BC often gets grouped in with the Prairie provinces as "The West". Do you guys think that's a fair observation? When it comes to fiscal and and social issues, the coastal regions of BC are quite different from the rest of the west.

willystyle 05-27-2013 11:47 AM

I for one believe that the Senate should be abolished. They have completely no accountability and is more harm than good.

Traum 05-27-2013 08:49 PM

A lot of good points here for discussion.

@StylinRed:
I've been voting for the Conservatives in the last 3 federal election, and I share your sentiments that the Conservatives have become too full of themselves, and their tyranny is getting out of hand. I have no idea who I plan on voting for in the next federal election, but I'd say it looks like I'd have to see which apple is the least rotten one when the time comes. In the past 3 elections, it was a very clear and easy choice for me.

@zulutango and Gridlock
You are so correct that people are just wishing Justin would become the next Pierre, and on a personal level, Justin certainly has his old man's charms and charisma. But from what I can see so far, he is failing left, right, and center on the political front and on his capabilities.

@Gridlock
Quebec is a great and beautiful province, but I fxxking those Quebecois who think Quebec should deserve special treatment just because they are Quebec. I am fxxking sick of the part of Quebec that keeps acting like a spoiled brat, threatening to leave confederation when the real agenda is to milk the federal government for all they can. If Quebec fxxking wants to leave confederation, do it already and we'll see who misses the other party more!

@BurnoutBinLaden
Interesting observation that you have. My personal take is that Alberta and BC always get treated a little different than the rest of the country, and we represent 2 distinct flavours of "the West". I was taught in school that the Prairies include Alberta, Saskachewan, and Manitoba. But since growing up, I've found that Alberta is really only 1/2 a Prairies province.

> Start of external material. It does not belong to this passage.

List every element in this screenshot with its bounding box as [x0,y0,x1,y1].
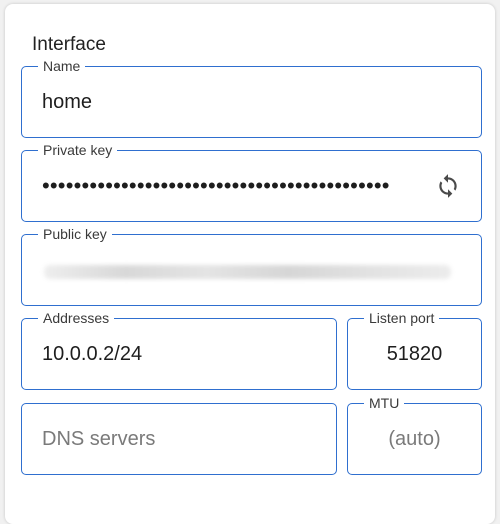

zulutango 05-28-2013 11:30 AM

A lack of integrety, honesty and ability has never prevented a Quebecer from becoming PM in the past. JT just continues the pandering and the blackmail against english Canada.

Next time they start whining, Canada may call their bluff,...and if Canada is divisible, so is Quebec...so be ready for the First nations to divide and separate from Quebec's separatists.

It's not that I'm a Quebec basher as I have lived in Montreal for about a year. I'm just tired of the spoiled little child of confederation holding our breath till they get their special spoiled way again. Let 'em turn blue.